I get the following error message:

  • ERROR: terminating optimizer - choldc failed, matrix not positive definite
    • If the program terminates after this message, get the lastest version of PR_LOQO and SVM-Light V2.01 (or later).
    • It the program continues after this error message, don't worry :-)

The program hangs when ...

  • ... reading in the examples.

  •  
    • Get version 3.02 or later.

Convergence during learning is very slow!

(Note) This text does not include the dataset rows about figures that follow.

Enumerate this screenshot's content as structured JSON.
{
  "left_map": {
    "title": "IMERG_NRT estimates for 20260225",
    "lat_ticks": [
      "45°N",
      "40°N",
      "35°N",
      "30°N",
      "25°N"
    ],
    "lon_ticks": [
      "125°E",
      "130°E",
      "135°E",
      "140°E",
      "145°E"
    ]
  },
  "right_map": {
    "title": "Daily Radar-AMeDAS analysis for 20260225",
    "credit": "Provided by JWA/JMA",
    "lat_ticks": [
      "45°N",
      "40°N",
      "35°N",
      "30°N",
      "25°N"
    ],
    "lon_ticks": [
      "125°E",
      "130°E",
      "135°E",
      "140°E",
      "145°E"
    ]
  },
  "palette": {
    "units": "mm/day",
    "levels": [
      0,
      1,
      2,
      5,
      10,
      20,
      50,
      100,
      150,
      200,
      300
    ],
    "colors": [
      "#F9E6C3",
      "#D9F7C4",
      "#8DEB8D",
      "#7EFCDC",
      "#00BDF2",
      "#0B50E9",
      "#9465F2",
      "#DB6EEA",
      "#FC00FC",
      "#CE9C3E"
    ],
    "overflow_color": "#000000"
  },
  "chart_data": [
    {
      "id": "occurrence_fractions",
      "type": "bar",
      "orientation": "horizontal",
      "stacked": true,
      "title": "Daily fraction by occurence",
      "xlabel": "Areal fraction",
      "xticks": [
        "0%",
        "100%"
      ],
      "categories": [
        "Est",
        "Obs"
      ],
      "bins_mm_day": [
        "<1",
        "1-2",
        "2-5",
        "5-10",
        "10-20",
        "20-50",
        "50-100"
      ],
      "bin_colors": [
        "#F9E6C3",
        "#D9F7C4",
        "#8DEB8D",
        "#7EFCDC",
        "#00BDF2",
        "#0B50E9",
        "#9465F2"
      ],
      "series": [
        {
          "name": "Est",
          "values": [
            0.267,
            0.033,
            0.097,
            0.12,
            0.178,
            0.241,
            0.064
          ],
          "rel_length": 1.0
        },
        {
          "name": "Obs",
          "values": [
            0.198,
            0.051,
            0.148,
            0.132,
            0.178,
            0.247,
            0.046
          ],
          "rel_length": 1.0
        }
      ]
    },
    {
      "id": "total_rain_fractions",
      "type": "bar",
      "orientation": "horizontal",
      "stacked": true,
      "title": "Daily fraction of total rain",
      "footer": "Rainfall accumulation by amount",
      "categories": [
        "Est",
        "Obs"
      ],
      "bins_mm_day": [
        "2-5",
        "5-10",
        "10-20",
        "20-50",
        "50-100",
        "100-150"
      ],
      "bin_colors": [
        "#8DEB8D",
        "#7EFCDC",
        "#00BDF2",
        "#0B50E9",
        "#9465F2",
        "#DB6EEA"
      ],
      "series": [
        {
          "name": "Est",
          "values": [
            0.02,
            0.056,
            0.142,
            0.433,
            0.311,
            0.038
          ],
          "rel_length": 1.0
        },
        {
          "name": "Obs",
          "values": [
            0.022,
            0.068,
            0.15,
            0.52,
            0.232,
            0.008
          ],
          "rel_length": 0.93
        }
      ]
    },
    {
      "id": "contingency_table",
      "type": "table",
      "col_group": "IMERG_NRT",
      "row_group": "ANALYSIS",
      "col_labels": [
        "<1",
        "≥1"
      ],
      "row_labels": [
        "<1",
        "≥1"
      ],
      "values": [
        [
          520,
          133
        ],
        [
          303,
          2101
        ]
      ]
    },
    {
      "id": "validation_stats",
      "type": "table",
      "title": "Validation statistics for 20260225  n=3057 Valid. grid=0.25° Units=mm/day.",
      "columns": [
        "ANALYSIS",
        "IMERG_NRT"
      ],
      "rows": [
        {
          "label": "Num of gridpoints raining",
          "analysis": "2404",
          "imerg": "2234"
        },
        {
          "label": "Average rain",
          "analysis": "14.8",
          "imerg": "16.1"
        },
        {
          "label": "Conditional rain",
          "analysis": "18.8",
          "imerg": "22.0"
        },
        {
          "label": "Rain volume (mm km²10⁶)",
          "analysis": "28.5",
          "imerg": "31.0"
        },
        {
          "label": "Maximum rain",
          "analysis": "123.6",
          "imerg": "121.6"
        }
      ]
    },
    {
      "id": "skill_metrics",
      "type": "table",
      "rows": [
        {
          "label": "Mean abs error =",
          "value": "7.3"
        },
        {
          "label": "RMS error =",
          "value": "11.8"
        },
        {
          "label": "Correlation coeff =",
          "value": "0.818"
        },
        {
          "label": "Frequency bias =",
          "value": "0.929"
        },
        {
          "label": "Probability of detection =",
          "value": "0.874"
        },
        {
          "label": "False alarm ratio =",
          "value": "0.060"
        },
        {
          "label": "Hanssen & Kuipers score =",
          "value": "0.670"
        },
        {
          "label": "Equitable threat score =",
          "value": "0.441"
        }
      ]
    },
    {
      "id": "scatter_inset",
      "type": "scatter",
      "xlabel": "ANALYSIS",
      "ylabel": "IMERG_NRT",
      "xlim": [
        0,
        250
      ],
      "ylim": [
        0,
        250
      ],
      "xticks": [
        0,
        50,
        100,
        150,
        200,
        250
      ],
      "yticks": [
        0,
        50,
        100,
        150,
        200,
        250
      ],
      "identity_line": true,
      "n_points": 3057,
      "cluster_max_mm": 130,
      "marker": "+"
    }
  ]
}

  • In verbose mode 2 I observe that max violation bounces around and does not really converge.

  •  
    • Use a smaller C (option -c).
    • Your data contains a lot of noise and so the convergence simply IS very slow. Sorry, not much you can do about it.
  • Nearly all my training examples end up as support vectors.

  •  
    • Use a "stiffer" kernel (e g. a lower value of gamma for the RBF-kernel). If you pick a kernel which is very far away from the optimum, you will not get good generalization performance anyway.
    • Your data is really difficult to separate. Think about a better representation of your data. It is a bad idea - for example - if different features have values in very much different orders of magnitude. You might want to normalize all features to the range [-1,+1].


It does not converge!

  • If you are using the built-in HIDEO optimizer, get the version 3.01 or later.
  • It should always converge, unless there are numerical problems :-)
  • Numerical problems.
    • Make sure your data is properly scaled. It is a bad idea - for example - if different features have values in different orders of magnitude. You might want to normalize all features to the range [-1,+1], especially for problems with more than 100 features.